Nueva York firmó una barrida histórica ante Philadelphia con una lluvia de triples y una actuación colectiva que encendió a toda la NBA.
Los Knicks aplastan a Philadelphia en el momento más importante de la temporada… y lo hicieron de una manera que nadie en la NBA podrá ignorar fácilmente.
No fue simplemente una victoria.
Fue una demolición televisada. Una declaración de poder. Un mensaje directo al resto de la liga.
Nueva York destrozó 144-114 a los 76ers para completar la barrida en semifinales del Este y avanzar nuevamente a las Finales de Conferencia. Pero la verdad es que el marcador ni siquiera explica por completo lo que ocurrió en la cancha del Wells Fargo Center.
Porque desde el primer cuarto, aquello parecía más un bombardeo que un juego de playoffs.
Los Knicks igualaron un récord histórico de postemporada con 11 triples en apenas el primer período. Y para cuando terminó la primera mitad, ya habían conectado 18 disparos de larga distancia, otra cifra brutal que silenció por completo a Philadelphia.
Lo cierto es que los Sixers jamás pudieron reaccionar.
Ni Joel Embiid.
Ni Tyrese Maxey.
Ni el ambiente local.
Nada.
Mientras Philadelphia intentaba entender lo que estaba pasando, los fanáticos de Nueva York prácticamente secuestraron la arena. Escobas en las manos. Toallas azules y naranjas ondeando por todas partes. Gritos de “Let’s Go Knicks” retumbando como si el partido se jugara en Manhattan.

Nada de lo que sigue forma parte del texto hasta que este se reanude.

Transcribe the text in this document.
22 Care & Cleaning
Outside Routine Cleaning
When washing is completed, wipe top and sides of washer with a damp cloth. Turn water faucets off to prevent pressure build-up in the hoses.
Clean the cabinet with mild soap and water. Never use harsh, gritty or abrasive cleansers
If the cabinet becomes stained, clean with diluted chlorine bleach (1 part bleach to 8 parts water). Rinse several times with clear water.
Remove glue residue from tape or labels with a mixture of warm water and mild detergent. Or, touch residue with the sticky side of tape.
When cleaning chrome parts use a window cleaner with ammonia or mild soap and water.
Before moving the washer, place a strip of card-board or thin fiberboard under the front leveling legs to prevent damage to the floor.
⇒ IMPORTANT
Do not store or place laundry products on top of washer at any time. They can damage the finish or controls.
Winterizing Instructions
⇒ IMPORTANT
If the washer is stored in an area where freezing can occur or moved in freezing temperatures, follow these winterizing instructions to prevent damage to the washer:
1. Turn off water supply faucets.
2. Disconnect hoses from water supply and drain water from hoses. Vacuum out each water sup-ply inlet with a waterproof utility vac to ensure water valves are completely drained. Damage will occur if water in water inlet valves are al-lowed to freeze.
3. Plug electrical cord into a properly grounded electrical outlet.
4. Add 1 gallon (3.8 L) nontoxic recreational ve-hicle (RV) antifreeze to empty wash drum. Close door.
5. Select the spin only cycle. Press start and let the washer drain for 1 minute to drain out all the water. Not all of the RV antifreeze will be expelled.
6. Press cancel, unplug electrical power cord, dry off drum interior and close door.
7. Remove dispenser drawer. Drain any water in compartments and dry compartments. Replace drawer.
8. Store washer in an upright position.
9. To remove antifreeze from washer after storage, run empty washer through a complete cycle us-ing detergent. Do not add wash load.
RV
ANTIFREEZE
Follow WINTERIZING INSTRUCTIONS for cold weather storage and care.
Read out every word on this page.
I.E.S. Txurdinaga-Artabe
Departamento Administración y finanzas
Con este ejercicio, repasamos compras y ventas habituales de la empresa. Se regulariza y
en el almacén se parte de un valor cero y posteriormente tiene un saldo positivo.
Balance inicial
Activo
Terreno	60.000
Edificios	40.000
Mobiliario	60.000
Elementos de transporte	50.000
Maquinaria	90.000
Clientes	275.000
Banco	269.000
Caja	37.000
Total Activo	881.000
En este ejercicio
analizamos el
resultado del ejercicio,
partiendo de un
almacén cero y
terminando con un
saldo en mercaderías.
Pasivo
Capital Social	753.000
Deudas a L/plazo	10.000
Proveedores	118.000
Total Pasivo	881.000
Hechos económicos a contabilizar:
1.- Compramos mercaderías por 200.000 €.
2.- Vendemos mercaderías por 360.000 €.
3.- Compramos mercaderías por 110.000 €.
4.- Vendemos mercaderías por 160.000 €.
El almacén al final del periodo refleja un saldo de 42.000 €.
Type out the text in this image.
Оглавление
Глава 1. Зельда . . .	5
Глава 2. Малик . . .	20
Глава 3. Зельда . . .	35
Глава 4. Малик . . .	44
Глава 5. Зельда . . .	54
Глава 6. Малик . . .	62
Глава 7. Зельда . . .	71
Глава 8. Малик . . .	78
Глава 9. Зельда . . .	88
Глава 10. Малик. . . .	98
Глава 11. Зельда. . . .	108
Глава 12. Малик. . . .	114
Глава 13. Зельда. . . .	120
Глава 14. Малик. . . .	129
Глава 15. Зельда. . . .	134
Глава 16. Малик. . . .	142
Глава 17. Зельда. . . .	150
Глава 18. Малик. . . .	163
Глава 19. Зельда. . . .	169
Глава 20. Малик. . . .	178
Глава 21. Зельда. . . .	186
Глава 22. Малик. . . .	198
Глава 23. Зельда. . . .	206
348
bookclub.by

Y en medio de todo ese caos apareció Deuce McBride.
El escolta convirtió cuatro triples consecutivos en el primer cuarto y terminó con 25 puntos y siete bombazos desde larga distancia. Cada tiro parecía una puñalada más para unos Sixers que comenzaron a verse derrotados mucho antes del descanso.
Después vino Jalen Brunson.
Después Karl-Anthony Towns.
Después Josh Hart.
Y entonces el juego ya estaba completamente roto.
Brunson aportó 22 puntos y siguió consolidándose como el líder emocional y competitivo de estos Knicks. Towns, aunque sin números explosivos, volvió a impactar físicamente el partido y aportó 17 unidades en otra actuación sólida del dominicano.
Y es que este equipo tiene algo distinto.
Corre. Defiende. Castiga desde afuera. Y, quizás lo más importante, juega con una confianza peligrosa.
Hace apenas un año, Nueva York cayó en las Finales del Este ante Indiana. Luego llegó una decisión que sorprendió a muchos: despedir a Tom Thibodeau y apostar por Mike Brown.
Hoy, esa apuesta luce brillante.
Brown ha llevado a los Knicks a siete victorias consecutivas en playoffs y tiene al equipo jugando el baloncesto más explosivo que ha mostrado la franquicia en décadas.
El momento más impactante llegó cuando Nueva York cerró la primera mitad con 81 puntos. En playoffs. Como visitante. Contra Philadelphia.
Una locura.
Los Sixers, mientras tanto, vuelven a tropezar con la misma pared de siempre. Desde 2001 no consiguen avanzar más allá de la segunda ronda. Y otra vez las preguntas comienzan a caer sobre la franquicia.
¿Puede Embiid realmente liderar un campeón?
¿Este núcleo ya tocó techo?
¿Se acabó la paciencia en Philadelphia?
Mientras tanto, en Nueva York la ilusión explotó.
Porque estos Knicks no solo están ganando.
Están aplastando.
Y ahora mismo, lucen como un equipo que podría meterse seriamente en la pelea por el campeonato de la NBA.